Barreiro – Cidadãos unem-se na defesa do património ferroviário

Barreiro – Cidadãos unem-se na defesa do património ferroviário

No fim do século XIX, início de século XX, o caminho-de-ferro trouxe nova vida ao Barreiro. As novas infra-estruturas incluíam uma estação e oficinas de manutenção das locomotivas. Hoje, a agitação nos antigos edifícios foi substituída pelo abandono e degradação. Alertar para a importância deste património, preservá-lo atribuindo-lhe novas valências são objectivos do recém-criado Movimento Cívico de Salvaguarda do Património Ferroviário do Barreiro.

O bairro ferroviário. A rotunda ou «cocheira das máquinas». As oficinas. Estes três espaços são edifícios do século XIX, uma parte do património ferroviário do Barreiro. «Conforme foram acabando as valências de cada um destes edifícios, assim ficaram votados ao abandono. E alguns, ainda em funcionamento, estão em avançado estado de degradação», conta José Encarnação, membro fundador do Movimento Cívico de Salvaguarda do Património Ferroviário do Barreiro (MCSPFB).
Criado há perto de três meses, este movimento vem alertar a população para a riqueza do património ferroviário. «Para já temos em curso uma petição para que, entre outras, sejam tomadas medidas para a preservação, combate ao abandono e vandalização do património ferroviário edificado e técnico, ou seja, locomotivas ferramentas e peças», diz José, maquinista de comboios desde 1989.
À petição, juntam-se outras iniciativas tais como «um levantamento e inventariação de todo o património existente e promoção de passeios de bicicleta pela zona ferroviária. Um grupo barreirense que apela ao uso da bicicleta em ambiente urbano quer fazer o passeio. Nós vamos participar, explicando às pessoas para que servia cada edifício, um pouco da sua história».
Uma história cujo início se situa em 1859, «ano da inauguração oficial da construção do caminho-de-ferro do Sul e Sueste». Em 1861 fez-se a inauguração comercial. «O Barreiro estava na senda da indústria moderna e impulsionou-se uma nova vida local».
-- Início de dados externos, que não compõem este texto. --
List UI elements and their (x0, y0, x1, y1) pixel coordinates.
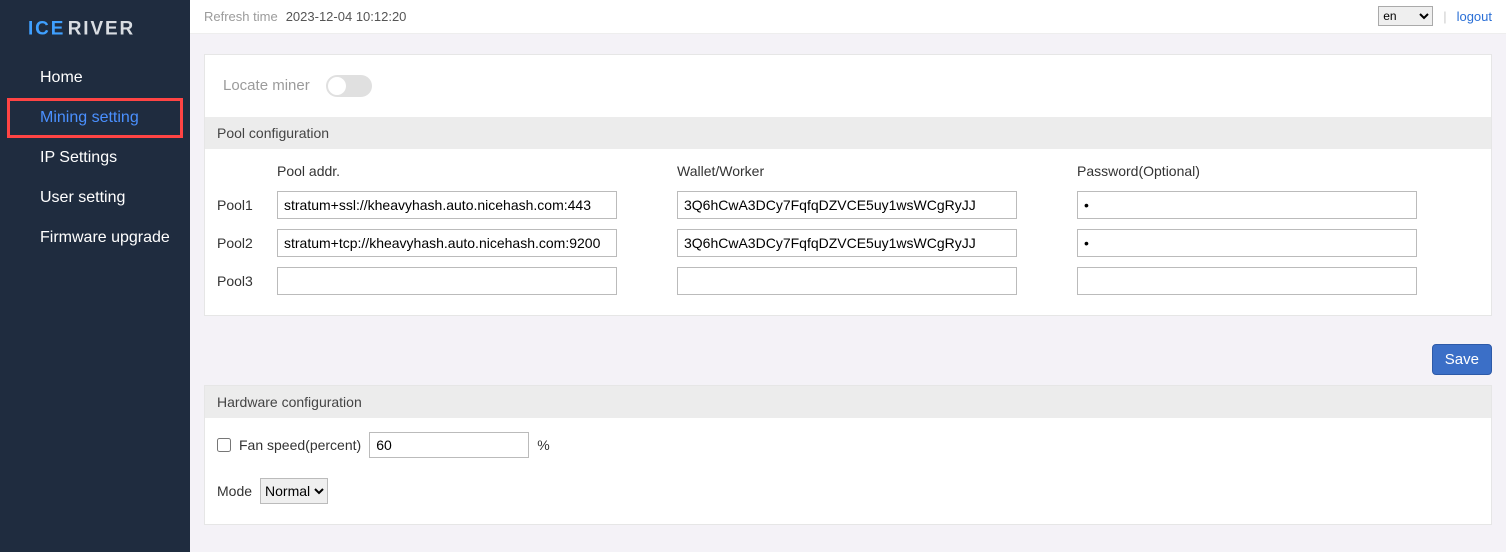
pool-header-wallet: Wallet/Worker (677, 163, 1017, 181)
sidebar: ICE RIVER Home Mining setting IP Setting… (0, 0, 190, 552)
sidebar-item-user-setting[interactable]: User setting (0, 178, 190, 218)
pool1-addr-input[interactable] (277, 191, 617, 219)
pool-panel: Locate miner Pool configuration Pool add… (204, 54, 1492, 316)
refresh-label: Refresh time (204, 9, 278, 24)
brand-logo: ICE RIVER (0, 8, 190, 58)
mode-select[interactable]: Normal (260, 478, 328, 504)
hardware-panel: Hardware configuration Fan speed(percent… (204, 385, 1492, 525)
main: Refresh time 2023-12-04 10:12:20 en | lo… (190, 0, 1506, 552)
pool1-wallet-input[interactable] (677, 191, 1017, 219)
fan-speed-label: Fan speed(percent) (239, 437, 361, 453)
topbar-divider: | (1443, 9, 1446, 24)
sidebar-item-mining-setting[interactable]: Mining setting (7, 98, 183, 138)
brand-part1: ICE (28, 19, 65, 40)
mode-row: Mode Normal (217, 478, 1479, 504)
refresh-time: 2023-12-04 10:12:20 (286, 9, 407, 24)
logout-link[interactable]: logout (1457, 9, 1492, 24)
pool-grid: Pool addr. Wallet/Worker Password(Option… (205, 149, 1491, 315)
mode-label: Mode (217, 483, 252, 499)
fan-speed-checkbox[interactable] (217, 438, 231, 452)
nav: Home Mining setting IP Settings User set… (0, 58, 190, 258)
fan-speed-input[interactable] (369, 432, 529, 458)
language-select[interactable]: en (1378, 6, 1433, 26)
locate-miner-row: Locate miner (205, 55, 1491, 117)
save-row: Save (204, 344, 1492, 385)
fan-speed-unit: % (537, 437, 549, 453)
pool2-wallet-input[interactable] (677, 229, 1017, 257)
pool2-label: Pool2 (217, 235, 277, 251)
pool3-password-input[interactable] (1077, 267, 1417, 295)
locate-miner-toggle[interactable] (326, 75, 372, 97)
save-button[interactable]: Save (1432, 344, 1492, 375)
pool3-wallet-input[interactable] (677, 267, 1017, 295)
topbar: Refresh time 2023-12-04 10:12:20 en | lo… (190, 0, 1506, 34)
pool2-password-input[interactable] (1077, 229, 1417, 257)
pool1-password-input[interactable] (1077, 191, 1417, 219)
sidebar-item-firmware-upgrade[interactable]: Firmware upgrade (0, 218, 190, 258)
pool2-addr-input[interactable] (277, 229, 617, 257)
pool3-label: Pool3 (217, 273, 277, 289)
pool-header-addr: Pool addr. (277, 163, 617, 181)
sidebar-item-ip-settings[interactable]: IP Settings (0, 138, 190, 178)
content: Locate miner Pool configuration Pool add… (190, 34, 1506, 552)
pool-section-header: Pool configuration (205, 117, 1491, 149)
pool1-label: Pool1 (217, 197, 277, 213)
fan-speed-row: Fan speed(percent) % (217, 432, 1479, 458)
locate-miner-label: Locate miner (223, 77, 310, 94)
hardware-section-header: Hardware configuration (205, 386, 1491, 418)
brand-part2: RIVER (68, 19, 135, 40)
sidebar-item-home[interactable]: Home (0, 58, 190, 98)
pool3-addr-input[interactable] (277, 267, 617, 295)
pool-header-password: Password(Optional) (1077, 163, 1417, 181)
«A vila tornou-se no nó principal da travessia de gentes e mercadorias entre o Norte e o Sul do país, tornando-a um local privilegiado para a instalação de indústrias, especialmente a indústria corticeira, que exigia capacidade de transporte de grande volume».
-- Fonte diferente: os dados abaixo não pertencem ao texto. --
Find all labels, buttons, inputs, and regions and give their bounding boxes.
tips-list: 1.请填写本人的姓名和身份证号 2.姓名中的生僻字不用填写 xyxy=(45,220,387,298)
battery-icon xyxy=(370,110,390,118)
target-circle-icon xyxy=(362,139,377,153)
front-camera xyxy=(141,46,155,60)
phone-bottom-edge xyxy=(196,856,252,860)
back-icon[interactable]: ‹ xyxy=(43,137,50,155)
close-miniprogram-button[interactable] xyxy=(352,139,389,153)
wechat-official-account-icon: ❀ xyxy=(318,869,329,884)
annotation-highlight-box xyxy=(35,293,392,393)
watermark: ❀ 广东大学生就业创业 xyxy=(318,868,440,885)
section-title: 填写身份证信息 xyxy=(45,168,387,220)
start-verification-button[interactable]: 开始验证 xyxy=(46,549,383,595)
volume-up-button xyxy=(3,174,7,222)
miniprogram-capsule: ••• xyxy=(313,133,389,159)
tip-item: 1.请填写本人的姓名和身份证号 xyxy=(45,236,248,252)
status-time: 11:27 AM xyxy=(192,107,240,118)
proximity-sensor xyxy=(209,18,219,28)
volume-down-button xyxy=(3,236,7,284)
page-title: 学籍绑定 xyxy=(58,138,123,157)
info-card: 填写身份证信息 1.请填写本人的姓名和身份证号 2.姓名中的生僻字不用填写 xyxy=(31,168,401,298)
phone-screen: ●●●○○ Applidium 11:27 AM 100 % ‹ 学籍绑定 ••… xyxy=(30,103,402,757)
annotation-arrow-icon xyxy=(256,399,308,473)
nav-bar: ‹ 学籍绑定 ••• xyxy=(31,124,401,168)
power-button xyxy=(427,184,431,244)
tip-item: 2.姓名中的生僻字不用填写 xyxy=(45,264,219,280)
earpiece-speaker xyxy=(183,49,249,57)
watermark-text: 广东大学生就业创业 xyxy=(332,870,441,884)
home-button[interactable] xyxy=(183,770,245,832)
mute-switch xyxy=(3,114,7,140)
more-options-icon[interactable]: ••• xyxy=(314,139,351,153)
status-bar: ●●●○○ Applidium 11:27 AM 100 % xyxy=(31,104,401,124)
E com o caminho-de-ferro nasce uma nova valência na localidade. É construído um espaço para «estacionar» as locomotivas. A rotunda ou «cocheira das máquinas» data de 1886.
«Com os tempos a rotunda de máquinas modernizou-se, passando a albergar o material ferroviário diesel e actualmente constitui o depósito de máquinas do Barreiro», descreve José. Para o MCSPFB, o espaço deveria ser dotado «com locomotiva, tractor e automotora, em estado de marcha, para no futuro se organizarem viagens históricas, quer pelas linhas do Sul e Sueste, quer pelo interior do antigo ramal industrial da CUF no Barreiro».
No Barreiro foram instaladas oficinas de reparação das locomotivas. No século XIX e início do XX, a cidade era conhecida como a «catedral do diesel» por ser aqui que se concentravam as reparações dos aparelhos movidos com aquele combustível.
A electrificação das linhas férreas trouxe o fim do diesel como combustível dos comboios. Com a alteração da fonte de energia, as oficinas dos caminhos-de-ferro têm o futuro ameaçado.
«Em 1886, estas oficinas eram consideradas “excepcionais”, empregando 500 operários. Funcionaram simultaneamente como gare terminal dos primeiros comboios durante mais de 20 anos. Entretanto, o seu fim está anunciado para este ano». José Encarnação explica: «A Empresa de Manutenção de Equipamento Ferroviário já anunciou o encerramento das oficinas. Os funcionários têm assinado acordos de rescisão de contrato».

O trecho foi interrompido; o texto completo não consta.